Rep. Ayanna Pressley (D-MA) just filed a non-binding resolution in the US House of Representatives calling for sweeping criminal justice reforms.
The resolution formally supports a mix of federal reforms proposed in recent years by Congress’s progressive flank, pushing states to end certain onerous practices on the state level, and bold proposals like the decriminalization of sex work and crossborder migration.
What else is in the Justice Guarantee? The federal reform chunk is mostly on point, borrowing significantly from the Justice Is Not for Sale Act of 2017, which died in a House subcommittee but had 52 cosponsors—including Mike Capuano, a relatively progressive former US Representative whom Pressley defeated in 2018. Stuff like ending mandatory minimum sentencing laws and an opportunity of release—essentially, parole eligibility—for everyone who has served 10 or more years in federal prison is in both, though Rep. Pressley adds putting a formerly incarcerated person on the sentencing review board.
Sadly, Rep. Pressley omitted the Justice is Not for Sale Act of 2017’s robust young adult justice section, which would have put people from 22 to 26 years of age in a special category, making them potentially eligible for treatment as a juvenile for sentencing purposes. That provision fits with the consensus in neuroscience that the human brain is in the adolescent stage until around age 25. Such a change would be hugely impactful, since perhaps most crimes are committed by people under 26, and the US Sentencing Guidelines directly discourage federal judges from decreasing sentences based on youth alone.
This omission is particularly strange given that Pressley’s home state of Massachusetts is currently considering raising the juvenile court age to 21.
Rep. Pressley’s vision for the states is hopeful, but there are reasons to be skeptical of its efficacy. Congress can’t force the states to get rid of the death penalty, life without parole sentences, or the transfer of kids to adult court. Its power is limited to playing with funding levers in a fashion that is “reasonably calculated to advance the general welfare.”
Also, when discovered, out-of-state meddling in criminal justice harshness in the Deep South also has a tendency to go poorly. Southern hyper-punitiveness toward crime is deeply ingrained in the political culture. Orlando State Attorney Aramis Ayala found this out when, spurred in part by national-level organizations, she eschewed the death penalty in her jurisdiction. State-level Republicans went ballistic, taking her first-degree murder cases away and transferring them to Lake County State Attorney Brad King, a prosecutor with a particularly draconian reputation. After her side lost its case on the extent of her prosecutorial discretion at the Florida Supreme Court, Ayala was later forced to seek the death penalty again.
Thirty percent of people polled said they supported ending mandatory minimum sentences. Not even a majority of Democrats surveyed are in support.
It is hard to say how popular such a sweeping reform proposal would be across the nation, but of course, politics is about more than the abstract popularity of different ideas. Data for Progress and the Justice Collaborative (the successor organization to the Fair Punishment Project, which was involved in the Orlando death penalty battle) did polling on some of the issues addressed in the Pressley resolution, but most of it is abstract, because of limits on Congress’s power.

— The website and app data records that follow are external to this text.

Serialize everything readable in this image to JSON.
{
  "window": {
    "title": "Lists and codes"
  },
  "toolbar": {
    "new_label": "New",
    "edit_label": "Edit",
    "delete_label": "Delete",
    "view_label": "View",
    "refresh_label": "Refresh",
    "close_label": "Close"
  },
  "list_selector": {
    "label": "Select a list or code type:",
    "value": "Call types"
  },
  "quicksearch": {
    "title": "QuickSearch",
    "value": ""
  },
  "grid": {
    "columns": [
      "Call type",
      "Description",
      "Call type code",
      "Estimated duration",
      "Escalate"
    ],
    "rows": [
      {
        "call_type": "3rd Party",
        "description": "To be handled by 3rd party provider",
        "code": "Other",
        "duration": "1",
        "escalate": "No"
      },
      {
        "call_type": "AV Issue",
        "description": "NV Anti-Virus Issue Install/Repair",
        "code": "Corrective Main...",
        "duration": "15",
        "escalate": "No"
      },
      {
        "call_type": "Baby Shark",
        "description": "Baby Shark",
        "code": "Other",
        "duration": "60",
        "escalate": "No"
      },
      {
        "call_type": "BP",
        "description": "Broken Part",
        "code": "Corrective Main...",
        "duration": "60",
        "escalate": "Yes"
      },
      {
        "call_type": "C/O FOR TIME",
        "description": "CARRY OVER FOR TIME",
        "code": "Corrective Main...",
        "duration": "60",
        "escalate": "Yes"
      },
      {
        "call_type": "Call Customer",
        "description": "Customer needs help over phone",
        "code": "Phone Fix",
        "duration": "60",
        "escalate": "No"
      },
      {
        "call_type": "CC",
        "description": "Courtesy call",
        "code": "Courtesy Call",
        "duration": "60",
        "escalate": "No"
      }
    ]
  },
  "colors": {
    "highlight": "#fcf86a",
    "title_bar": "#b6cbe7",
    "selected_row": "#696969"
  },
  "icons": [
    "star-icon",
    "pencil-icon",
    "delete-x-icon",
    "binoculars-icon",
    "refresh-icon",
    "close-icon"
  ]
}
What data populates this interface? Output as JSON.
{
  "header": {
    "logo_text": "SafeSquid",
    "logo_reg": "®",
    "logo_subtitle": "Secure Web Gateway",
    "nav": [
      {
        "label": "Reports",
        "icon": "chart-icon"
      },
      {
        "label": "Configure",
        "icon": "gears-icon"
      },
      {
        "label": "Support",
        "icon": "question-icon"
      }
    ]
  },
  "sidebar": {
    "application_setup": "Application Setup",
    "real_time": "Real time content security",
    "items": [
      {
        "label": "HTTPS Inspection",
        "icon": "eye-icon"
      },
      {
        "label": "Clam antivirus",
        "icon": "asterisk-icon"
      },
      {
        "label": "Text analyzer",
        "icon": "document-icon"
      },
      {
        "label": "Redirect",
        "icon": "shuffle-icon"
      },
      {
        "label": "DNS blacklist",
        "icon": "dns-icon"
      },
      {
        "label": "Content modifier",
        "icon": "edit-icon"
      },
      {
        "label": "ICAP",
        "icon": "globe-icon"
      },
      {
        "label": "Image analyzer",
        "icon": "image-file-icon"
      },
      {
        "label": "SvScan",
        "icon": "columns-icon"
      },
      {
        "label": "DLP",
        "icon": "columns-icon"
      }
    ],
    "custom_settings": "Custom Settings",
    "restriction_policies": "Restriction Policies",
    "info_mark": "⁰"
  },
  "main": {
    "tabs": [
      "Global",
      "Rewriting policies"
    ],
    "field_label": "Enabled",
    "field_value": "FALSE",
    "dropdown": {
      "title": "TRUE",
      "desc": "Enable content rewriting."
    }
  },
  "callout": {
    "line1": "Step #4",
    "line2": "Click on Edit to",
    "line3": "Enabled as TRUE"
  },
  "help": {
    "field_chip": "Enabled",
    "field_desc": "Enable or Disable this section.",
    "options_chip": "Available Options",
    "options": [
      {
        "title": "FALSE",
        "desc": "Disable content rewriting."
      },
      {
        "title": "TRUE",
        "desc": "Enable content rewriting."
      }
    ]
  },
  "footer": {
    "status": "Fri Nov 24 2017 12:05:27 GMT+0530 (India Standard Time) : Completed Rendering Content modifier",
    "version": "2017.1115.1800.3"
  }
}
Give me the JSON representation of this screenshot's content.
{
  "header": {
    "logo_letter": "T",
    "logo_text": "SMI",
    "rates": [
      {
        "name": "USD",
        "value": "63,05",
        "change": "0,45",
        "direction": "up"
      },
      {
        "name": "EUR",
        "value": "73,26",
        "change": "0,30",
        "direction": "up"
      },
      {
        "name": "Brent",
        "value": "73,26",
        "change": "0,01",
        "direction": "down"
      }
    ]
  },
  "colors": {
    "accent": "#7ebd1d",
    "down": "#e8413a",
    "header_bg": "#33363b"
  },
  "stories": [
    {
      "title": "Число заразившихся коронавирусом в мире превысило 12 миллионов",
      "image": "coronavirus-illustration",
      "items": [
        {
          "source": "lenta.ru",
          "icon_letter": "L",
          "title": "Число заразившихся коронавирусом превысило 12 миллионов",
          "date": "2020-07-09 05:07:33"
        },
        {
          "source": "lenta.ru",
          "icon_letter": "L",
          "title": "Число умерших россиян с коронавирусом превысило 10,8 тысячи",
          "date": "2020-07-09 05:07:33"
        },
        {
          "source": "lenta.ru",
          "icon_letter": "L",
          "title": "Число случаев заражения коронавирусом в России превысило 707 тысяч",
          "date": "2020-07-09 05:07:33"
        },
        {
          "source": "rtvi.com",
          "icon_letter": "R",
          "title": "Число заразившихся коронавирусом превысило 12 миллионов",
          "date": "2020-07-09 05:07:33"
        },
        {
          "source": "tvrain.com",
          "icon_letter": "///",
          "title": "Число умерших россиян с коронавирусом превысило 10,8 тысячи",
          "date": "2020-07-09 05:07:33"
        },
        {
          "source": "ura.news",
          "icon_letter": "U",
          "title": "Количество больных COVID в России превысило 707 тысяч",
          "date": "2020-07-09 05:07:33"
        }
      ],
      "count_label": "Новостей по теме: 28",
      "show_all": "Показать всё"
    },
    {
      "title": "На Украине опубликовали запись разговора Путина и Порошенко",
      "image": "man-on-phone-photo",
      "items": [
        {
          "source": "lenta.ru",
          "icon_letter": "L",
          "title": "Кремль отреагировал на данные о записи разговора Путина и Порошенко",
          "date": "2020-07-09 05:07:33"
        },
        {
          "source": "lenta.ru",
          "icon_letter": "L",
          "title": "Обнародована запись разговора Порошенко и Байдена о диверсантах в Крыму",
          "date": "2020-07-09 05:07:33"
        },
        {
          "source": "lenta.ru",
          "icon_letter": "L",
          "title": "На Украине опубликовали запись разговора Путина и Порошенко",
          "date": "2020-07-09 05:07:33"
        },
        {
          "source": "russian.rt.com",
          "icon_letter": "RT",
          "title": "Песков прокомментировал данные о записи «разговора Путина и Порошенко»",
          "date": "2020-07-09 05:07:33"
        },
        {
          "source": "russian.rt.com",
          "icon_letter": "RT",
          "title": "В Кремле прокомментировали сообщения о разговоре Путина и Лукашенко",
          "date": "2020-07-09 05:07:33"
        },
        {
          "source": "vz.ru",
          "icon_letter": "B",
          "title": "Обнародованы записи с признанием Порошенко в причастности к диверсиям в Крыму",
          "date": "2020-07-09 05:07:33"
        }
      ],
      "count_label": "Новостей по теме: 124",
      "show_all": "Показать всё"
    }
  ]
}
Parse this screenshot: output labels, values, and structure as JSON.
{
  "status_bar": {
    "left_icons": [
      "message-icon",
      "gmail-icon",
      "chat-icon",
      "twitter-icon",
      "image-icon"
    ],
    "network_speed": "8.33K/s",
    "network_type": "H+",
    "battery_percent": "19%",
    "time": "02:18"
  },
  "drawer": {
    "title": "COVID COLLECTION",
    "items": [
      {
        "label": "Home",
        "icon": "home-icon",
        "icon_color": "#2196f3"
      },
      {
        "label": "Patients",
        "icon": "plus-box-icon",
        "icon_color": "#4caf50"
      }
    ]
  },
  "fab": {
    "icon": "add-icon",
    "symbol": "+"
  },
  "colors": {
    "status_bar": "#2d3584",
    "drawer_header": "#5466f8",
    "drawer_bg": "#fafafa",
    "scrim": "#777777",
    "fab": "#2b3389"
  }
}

Where the polling is more specific, it is sometimes less hopeful than the word “popular” in the report’s title suggests. For example, 30 percent of people polled said they supported ending mandatory minimum sentences, but that drops to 17 percent when narrowed to Republicans. Not even a majority of Democrats surveyed are in support. Activists can change that, but it will take a lot of work.
At least one incorrect news alert suggested that Rep. Pressley’s resolution included a goal of dropping the US prison population by 80 percent. Unfortunately, it contains no such concrete estimate.
Despite its flaws, Rep. Pressley’s positive resolution shows the traction that ending mass incarceration and the drug war have gotten as ideas. Behind the scenes, she is hopefully also talking with her more moderate (and even conservative) colleagues to convince them of the importance of these efforts.
In doing so, she might point out that, far from being truly radical, these reforms would largely bring the federal criminal justice system back to where it was before 1984—the year federal parole and young adult sentencing were killed off by sneaky provisions inserted into a budget bill.